PSD acusa Governo de “momento ridículo de encenação” com o pedido de desculpas exigido a Dijsselbloem na última reunião do Eurogrupo e diz que o executivo “fala como um leão” em Portugal mas tem “saídas de ratinho” na Europa

O primeiro-ministro respondeu esta quarta-feira às críticas do PSD sobre o facto de o Governo não ter pedido a demissão de Joren Dijsselbloem na recente reunião do Eurogrupo, depois de o ter feito na praça pública. E face ao pedido de explicações do líder da bancada social-democrata, António Costa fez uma comparação com a herança imagética do anterior Governo.

"Todos estamos recordados de quando os representantes do Governo se ajoelhavam para falar com os colegas", contrapôs Costa, garantindo que, pelo contrário, o secretário do Estado das Finanças, Mourinho Félix, teve uma atitude de "grande firmeza" quando, antes do arranque da última reunião do Eurogrupo, foi filmado a pedir a Dijsselbloem que pedisse desculpas pelas suas palavras sobre a forma como os países do Sul da Europa teriam gerido as suas contas públicas - ilustrando a sua opinião com a impossibilidade de se gastar dinheiro "em álcool e mulheres" e depois pedir ajuda.

A invocação de "firmeza" por parte de Mourinho Félix nesse encontro gerou algumas gargalhadas nas bancadas da direita e levaram Luís Montenegro a reiterar, minutos depois o porquê de durante a reunião do Eurogrupo o Governo não ter pedido formalmente a demissão de Dijsselbloem. "A única coisa que o Governo devia ter feito não fez e o senhor não da uma explicação sobre isto", lamentou Montenegro.

Já antes, o líder da bancada social-democrata tinha criticado o "momento ridículo de encenação na reunião do Eurogrupo", que "deixou a nu a posição do Governo". "Em portugal fala como um leão a pedir a cabeça do presidente do eurogrupo. Mas nas reuniões as entradas de leão são substituídas por saídas de ratinho", criticou Montenegro, questionando diretamente António Costa sobre o porquê de Mário Centeno não ter participado nessa reunião do Eurogrupo.
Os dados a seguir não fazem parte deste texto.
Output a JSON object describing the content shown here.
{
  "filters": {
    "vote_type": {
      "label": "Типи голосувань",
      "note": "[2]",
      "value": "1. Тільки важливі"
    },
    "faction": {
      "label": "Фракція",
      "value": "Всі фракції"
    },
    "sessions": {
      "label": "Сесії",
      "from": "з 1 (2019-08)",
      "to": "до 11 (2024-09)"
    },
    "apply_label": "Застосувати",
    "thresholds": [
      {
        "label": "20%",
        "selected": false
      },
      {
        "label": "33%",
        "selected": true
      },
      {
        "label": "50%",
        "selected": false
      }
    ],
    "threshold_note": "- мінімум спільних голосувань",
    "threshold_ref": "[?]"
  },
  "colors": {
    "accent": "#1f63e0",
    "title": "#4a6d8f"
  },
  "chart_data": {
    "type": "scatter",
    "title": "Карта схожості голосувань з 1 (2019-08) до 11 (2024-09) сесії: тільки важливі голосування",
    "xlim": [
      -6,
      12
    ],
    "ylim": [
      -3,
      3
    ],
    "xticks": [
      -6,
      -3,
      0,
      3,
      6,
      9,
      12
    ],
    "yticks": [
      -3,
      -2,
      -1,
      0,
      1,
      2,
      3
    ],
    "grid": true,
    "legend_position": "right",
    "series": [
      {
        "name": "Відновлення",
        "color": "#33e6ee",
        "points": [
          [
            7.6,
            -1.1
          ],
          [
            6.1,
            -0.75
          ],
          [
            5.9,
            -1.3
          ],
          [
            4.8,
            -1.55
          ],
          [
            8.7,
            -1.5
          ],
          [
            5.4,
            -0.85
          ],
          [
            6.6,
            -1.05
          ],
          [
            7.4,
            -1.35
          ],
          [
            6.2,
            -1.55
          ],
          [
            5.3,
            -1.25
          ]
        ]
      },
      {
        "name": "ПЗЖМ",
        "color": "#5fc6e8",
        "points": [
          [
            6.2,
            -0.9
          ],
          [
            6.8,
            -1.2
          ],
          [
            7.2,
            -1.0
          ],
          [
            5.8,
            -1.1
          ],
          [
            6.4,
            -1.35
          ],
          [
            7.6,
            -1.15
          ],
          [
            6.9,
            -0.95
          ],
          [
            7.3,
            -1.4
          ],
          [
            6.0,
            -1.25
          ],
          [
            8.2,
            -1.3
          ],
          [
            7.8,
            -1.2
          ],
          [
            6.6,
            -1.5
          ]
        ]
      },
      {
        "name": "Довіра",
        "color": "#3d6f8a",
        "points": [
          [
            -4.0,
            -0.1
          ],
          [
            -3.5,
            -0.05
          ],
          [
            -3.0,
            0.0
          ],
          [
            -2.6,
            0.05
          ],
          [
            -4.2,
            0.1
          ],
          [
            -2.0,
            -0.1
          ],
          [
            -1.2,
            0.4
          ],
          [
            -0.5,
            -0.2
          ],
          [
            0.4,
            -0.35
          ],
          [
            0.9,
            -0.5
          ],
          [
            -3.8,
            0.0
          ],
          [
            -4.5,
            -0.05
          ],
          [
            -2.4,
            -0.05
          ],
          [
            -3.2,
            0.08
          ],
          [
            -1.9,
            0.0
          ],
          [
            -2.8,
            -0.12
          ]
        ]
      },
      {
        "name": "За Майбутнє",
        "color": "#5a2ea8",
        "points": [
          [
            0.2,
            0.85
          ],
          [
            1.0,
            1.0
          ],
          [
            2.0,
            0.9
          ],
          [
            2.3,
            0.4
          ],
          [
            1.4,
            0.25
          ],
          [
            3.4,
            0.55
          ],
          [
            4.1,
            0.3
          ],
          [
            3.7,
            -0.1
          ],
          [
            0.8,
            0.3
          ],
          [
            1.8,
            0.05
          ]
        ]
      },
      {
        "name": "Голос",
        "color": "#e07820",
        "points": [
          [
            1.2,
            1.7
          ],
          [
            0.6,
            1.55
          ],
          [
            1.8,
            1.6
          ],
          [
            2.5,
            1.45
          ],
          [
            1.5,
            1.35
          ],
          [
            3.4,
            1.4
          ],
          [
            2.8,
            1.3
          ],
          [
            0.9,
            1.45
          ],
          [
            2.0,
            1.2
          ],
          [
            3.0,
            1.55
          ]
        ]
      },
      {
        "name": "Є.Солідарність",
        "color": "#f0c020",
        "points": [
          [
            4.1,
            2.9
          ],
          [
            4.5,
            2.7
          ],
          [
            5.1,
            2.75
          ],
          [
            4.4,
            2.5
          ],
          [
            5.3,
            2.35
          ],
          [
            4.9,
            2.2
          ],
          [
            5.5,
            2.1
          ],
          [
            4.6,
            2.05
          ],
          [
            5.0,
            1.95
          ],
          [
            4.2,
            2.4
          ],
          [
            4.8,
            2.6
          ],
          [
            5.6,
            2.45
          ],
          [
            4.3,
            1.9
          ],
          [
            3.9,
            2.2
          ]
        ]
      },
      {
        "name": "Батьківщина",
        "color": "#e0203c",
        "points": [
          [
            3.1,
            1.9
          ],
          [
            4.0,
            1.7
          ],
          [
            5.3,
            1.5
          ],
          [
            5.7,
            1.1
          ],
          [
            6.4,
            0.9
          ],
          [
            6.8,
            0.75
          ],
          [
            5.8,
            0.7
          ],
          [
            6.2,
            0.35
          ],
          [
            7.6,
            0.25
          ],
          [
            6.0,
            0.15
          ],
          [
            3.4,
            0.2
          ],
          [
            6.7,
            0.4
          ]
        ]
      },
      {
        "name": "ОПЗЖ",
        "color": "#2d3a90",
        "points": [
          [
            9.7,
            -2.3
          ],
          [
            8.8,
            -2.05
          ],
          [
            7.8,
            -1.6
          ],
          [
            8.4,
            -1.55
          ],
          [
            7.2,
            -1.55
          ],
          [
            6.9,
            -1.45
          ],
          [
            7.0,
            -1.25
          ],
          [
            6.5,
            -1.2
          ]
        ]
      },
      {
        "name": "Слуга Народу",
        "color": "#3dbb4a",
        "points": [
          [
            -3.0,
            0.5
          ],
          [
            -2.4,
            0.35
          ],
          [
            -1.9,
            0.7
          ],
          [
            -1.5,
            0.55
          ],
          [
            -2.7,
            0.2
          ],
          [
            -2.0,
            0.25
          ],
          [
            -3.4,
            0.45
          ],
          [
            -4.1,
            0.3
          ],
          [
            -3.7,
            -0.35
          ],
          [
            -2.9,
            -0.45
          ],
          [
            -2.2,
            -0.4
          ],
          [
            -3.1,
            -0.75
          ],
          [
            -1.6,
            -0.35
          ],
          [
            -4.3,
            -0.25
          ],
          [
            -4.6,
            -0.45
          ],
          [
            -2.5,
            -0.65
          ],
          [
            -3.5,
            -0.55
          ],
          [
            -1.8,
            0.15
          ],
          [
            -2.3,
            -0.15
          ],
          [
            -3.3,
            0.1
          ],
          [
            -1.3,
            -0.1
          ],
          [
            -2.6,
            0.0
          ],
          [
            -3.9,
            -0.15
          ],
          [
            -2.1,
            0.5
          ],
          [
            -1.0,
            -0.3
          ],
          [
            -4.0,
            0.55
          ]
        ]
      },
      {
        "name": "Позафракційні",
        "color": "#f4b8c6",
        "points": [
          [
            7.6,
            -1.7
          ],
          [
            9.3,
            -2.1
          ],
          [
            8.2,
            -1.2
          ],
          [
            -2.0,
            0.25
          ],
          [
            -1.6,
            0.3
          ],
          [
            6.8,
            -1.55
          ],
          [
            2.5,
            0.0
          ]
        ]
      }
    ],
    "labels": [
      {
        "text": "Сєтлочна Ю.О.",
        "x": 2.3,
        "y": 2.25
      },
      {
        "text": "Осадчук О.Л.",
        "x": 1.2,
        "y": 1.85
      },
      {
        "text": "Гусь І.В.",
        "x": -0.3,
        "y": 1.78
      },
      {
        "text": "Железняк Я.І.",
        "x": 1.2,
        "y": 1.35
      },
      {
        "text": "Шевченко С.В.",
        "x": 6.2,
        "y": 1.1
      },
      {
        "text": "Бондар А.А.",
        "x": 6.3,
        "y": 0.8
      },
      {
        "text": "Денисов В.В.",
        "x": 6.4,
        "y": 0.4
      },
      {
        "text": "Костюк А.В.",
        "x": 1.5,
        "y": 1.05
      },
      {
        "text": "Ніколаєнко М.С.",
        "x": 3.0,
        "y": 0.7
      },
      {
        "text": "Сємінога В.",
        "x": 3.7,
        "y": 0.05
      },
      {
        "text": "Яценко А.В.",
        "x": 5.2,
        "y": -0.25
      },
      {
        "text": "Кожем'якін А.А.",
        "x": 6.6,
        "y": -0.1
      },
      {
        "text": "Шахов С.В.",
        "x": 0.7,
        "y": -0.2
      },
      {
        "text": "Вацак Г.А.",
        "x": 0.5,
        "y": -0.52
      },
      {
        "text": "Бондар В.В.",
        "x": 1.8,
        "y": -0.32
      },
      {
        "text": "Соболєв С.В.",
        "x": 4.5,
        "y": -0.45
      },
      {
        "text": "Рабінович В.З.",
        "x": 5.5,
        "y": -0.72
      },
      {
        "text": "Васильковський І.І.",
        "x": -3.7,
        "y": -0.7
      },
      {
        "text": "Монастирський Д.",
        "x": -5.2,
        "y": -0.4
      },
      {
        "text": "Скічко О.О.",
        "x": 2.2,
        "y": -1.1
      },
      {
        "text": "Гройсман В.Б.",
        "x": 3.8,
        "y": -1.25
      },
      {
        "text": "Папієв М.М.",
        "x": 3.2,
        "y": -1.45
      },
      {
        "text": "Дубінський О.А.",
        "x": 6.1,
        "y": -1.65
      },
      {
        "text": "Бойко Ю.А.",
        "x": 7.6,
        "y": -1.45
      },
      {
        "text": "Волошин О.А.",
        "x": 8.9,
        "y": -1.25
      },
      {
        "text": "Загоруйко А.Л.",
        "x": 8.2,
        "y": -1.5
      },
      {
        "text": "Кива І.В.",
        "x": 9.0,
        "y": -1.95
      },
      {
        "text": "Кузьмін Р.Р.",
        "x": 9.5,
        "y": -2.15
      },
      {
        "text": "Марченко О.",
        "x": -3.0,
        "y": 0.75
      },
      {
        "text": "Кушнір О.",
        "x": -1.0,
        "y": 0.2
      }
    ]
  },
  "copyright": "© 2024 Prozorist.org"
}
A pergunta ficou sem resposta, mas Costa fez questão de garantir que o Governo irá continuar a trabalhar no sentido de exigir que Dijsselbloem se demita da presidência do Eurogrupo por causa das declarações "racistas e sexistas" que proferiu. "Da mesma forma que com certeza a AR não vai estar em cada sessão a aprovar votos a pedir a demissão Dijsselbloem, o Governo não tem de repetir o que já disse uma vez", respondeu. E, recordando que a presidência do Eurogrupo não iria ser discutida no contexto da última reunião deste organismo, garantiu que o Governo "lá estará, quando for necessário, para fazer o que tem a fazer".